Iraq, un nuovo Vietnam? È d’accordo?

«Non molto. In Vietnam la guerriglia aveva alle spalle tutto il mondo comunista che la sorreggeva finanziariamente e con armi. Non credo che la guerriglia irachena abbia altrettanto dai Paesi arabi vicini. La Siria sta cercando di riallacciare contatti diretti con Washington, l’Iran si è detto disponibile a indagini sul nucleare, l’Arabia è un alleato Usa dai tempi della prima guerra nel Golfo. È vero, invece, che la coalizione ha compiuto diversi errori».

Quali?

«Innanzitutto quello di aver azzerato tutte le strutture logistiche, militari, amministrative del vecchio regime. Persino Lenin, durante la rivoluzione russa, impiegò il personale zarista per far funzionare l’apparato statale. Poi non si è accorta di essere percepita come un esercito invasore…».

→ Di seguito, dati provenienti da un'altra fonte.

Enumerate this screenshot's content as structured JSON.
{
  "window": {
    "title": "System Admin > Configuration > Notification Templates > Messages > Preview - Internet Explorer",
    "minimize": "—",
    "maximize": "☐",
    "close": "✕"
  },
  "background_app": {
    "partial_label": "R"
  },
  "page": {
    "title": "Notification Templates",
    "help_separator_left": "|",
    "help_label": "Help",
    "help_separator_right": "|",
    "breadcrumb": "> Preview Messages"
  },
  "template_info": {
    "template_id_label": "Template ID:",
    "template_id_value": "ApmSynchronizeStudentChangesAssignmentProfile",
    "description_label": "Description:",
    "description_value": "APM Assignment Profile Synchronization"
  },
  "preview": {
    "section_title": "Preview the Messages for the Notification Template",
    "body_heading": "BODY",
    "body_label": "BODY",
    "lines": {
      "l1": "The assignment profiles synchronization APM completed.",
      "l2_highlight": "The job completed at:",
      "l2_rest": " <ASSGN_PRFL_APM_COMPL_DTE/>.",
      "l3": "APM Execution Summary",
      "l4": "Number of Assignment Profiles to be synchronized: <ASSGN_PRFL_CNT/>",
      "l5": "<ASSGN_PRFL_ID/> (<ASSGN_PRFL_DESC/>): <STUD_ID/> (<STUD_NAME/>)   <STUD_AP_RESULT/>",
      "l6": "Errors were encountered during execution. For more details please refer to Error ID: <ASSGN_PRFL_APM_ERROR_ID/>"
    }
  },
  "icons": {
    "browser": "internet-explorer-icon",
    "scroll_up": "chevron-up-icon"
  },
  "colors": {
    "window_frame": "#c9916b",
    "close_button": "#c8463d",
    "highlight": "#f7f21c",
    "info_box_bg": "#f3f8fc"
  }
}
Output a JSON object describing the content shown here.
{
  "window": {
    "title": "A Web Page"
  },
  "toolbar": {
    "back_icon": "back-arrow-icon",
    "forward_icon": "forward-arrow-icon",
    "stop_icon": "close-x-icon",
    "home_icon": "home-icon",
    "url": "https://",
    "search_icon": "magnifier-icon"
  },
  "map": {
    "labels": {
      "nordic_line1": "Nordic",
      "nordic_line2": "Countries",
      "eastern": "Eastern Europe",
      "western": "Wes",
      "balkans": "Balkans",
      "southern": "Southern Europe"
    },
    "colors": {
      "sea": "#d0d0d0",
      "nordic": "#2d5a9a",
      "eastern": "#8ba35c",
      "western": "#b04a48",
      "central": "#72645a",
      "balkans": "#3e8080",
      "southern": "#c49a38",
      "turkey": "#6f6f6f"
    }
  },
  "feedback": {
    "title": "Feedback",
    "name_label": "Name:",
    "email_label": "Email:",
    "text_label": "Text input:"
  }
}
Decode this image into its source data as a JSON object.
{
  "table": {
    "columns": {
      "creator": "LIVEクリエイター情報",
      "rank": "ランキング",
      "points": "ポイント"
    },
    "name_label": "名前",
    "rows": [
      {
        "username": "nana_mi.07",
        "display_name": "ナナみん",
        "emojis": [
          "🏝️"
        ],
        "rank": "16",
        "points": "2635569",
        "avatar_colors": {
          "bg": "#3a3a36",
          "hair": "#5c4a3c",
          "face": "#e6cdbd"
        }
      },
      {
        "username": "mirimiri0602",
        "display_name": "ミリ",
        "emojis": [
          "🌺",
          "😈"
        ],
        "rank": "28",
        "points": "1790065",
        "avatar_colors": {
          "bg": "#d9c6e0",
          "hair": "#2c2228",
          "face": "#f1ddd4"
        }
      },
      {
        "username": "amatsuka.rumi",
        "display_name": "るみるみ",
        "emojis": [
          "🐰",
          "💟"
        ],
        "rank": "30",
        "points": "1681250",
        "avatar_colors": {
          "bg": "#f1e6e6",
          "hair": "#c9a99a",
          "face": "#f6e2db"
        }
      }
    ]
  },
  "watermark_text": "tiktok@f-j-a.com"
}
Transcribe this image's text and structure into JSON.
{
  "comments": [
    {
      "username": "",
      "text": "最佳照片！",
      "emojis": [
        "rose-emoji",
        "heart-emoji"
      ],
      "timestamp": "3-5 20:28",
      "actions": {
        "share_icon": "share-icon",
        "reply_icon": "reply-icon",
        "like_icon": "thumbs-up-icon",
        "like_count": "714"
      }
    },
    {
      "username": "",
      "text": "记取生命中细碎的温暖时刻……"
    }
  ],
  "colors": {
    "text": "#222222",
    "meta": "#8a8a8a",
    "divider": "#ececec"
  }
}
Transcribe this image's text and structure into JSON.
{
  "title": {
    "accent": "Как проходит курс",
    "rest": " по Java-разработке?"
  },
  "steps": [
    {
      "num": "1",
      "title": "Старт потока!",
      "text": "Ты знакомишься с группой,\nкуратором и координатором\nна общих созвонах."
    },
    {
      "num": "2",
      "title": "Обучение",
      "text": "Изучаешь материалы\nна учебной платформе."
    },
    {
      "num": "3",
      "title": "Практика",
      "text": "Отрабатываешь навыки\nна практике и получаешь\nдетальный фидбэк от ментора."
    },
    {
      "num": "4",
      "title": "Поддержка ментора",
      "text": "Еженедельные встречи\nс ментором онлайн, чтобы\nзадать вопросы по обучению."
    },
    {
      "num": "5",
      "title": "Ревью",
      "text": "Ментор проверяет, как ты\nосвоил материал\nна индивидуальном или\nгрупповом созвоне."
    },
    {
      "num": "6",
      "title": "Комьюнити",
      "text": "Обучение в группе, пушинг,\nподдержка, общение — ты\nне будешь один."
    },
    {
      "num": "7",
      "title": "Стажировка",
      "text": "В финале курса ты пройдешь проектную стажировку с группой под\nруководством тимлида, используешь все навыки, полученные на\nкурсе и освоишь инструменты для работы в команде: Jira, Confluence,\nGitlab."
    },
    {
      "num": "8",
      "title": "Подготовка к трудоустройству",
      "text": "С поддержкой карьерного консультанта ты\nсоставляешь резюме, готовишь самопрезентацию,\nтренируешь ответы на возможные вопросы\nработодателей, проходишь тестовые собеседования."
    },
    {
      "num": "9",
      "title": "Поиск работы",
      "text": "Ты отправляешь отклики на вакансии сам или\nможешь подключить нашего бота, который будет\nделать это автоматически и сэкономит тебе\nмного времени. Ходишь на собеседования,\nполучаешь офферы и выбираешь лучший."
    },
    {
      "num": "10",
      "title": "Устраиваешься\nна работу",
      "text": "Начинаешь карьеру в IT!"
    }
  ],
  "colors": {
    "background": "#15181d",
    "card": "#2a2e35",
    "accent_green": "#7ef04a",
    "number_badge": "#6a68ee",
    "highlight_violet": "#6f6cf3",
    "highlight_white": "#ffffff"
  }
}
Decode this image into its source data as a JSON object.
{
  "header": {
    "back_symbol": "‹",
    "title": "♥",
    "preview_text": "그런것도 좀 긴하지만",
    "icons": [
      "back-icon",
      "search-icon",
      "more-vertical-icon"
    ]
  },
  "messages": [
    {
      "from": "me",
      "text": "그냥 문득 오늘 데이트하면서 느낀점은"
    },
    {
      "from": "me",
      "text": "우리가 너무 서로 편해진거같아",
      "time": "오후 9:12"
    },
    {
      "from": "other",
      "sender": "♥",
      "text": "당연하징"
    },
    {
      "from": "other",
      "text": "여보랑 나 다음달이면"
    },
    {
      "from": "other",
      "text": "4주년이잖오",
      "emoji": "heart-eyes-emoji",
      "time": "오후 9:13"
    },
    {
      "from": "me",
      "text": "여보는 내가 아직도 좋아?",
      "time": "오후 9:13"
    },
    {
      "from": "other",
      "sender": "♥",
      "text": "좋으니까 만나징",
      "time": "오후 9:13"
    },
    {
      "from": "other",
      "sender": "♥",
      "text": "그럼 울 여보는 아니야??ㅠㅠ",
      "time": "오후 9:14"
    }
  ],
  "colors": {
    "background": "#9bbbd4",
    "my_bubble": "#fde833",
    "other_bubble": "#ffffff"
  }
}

Come spiega, allora, l’esultanza della popolazione dopo la caduta di Saddam?

«C’è sempre gente che applaude nelle strade. Ho visto persone applaudire prima al passaggio dei tedeschi e poi a quello degli americani. Di certo non potevano che essere felici dopo la defenestrazione di un satrapo come Saddam».Che conseguenze può avere una rinuncia americana all’Iraq?«Andare via dall’Iraq adesso è molto difficile e suonerebbe come una sconfitta devastante. E le elezioni presidenziali americane sono un appuntamento troppo importante per non tenerne conto. Non credo, dunque, che gli Usa lasceranno il Paese prima di aver creato un minimo di struttura governativa. Anche se un’alternativa ci sarebbe».

Intende un impegno diretto dell’Onu?

«Certo. Cercando la copertura dell’Onu e affidandogli il compito della ricostruzione».

La conferenza di Madrid non è stata un successo. Francia e Germania non hanno dato un centesimo…

«È il segno chiaro dell’assenza dell’Europa nello scacchiere internazionale. Non hanno voluto dare soldi agli americani e non agli iracheni. Differente sarebbe stato se si fosse trasferito il potere all’Onu. In questo ambito l’Europa potrebbe fare molto, insieme alla Russia».

Passare dal modello di governatorato a quello di indirect rule (governo indiretto affidato agli iracheni), come in uso dalle truppe inglesi a Bassora, può servire?

«Ci vuole molta intelligenza. Credo che sia utile, almeno in questa fase, non disdegnare un maggiore coinvolgimento dei religiosi. Nessun altro può controllare il Paese adesso. Potrebbe essere anche un mezzo per far emergere la parte più moderata dell’Islam iracheno».